On the third anniversary of my being
wounded, on May 15, 2004, I wrote an open letter to the two
soldiers who had shot me:

 

I remember you. I remember your confused
face when you stood above my head and wouldn’t let people come to
my aid. I remember how my voice grew weaker when I said to you, “Be
humane and let my parents help me.” I keep all those pictures in my
head: How I lay on the ground, trying to get up but unable. How I
fought my shortness of breath, which was caused by the blood that
was collecting in my lungs, and the voice that was weakened because
my diaphragm was hurt. I won’t hide from you that, despite this, I
had pity for you. I felt that I was strong because I had powers I
didn’t know about before.

That was exactly three years ago.
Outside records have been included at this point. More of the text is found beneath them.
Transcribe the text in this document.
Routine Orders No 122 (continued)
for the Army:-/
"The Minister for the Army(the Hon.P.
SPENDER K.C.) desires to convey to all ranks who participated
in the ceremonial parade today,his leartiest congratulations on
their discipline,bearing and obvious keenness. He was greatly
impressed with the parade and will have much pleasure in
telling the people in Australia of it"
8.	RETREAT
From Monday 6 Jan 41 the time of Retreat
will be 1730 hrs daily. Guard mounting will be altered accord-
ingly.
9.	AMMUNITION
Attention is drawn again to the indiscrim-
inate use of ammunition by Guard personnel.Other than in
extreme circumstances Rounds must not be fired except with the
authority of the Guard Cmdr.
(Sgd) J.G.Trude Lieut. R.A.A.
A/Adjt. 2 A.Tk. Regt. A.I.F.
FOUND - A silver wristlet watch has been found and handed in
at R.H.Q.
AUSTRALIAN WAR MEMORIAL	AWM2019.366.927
I rushed
out of the house in order to distance the village children from the
danger of the tear gas. They were used to playing their simple
games on the dusty streets of the village while the pregnant women
watched over them and chatted. I didn’t believe that your weapons
contained live bullets or dum-dum bullets, which are prohibited
under international law. I was able to protect the children and get
them away from your fire, and I don’t regret that.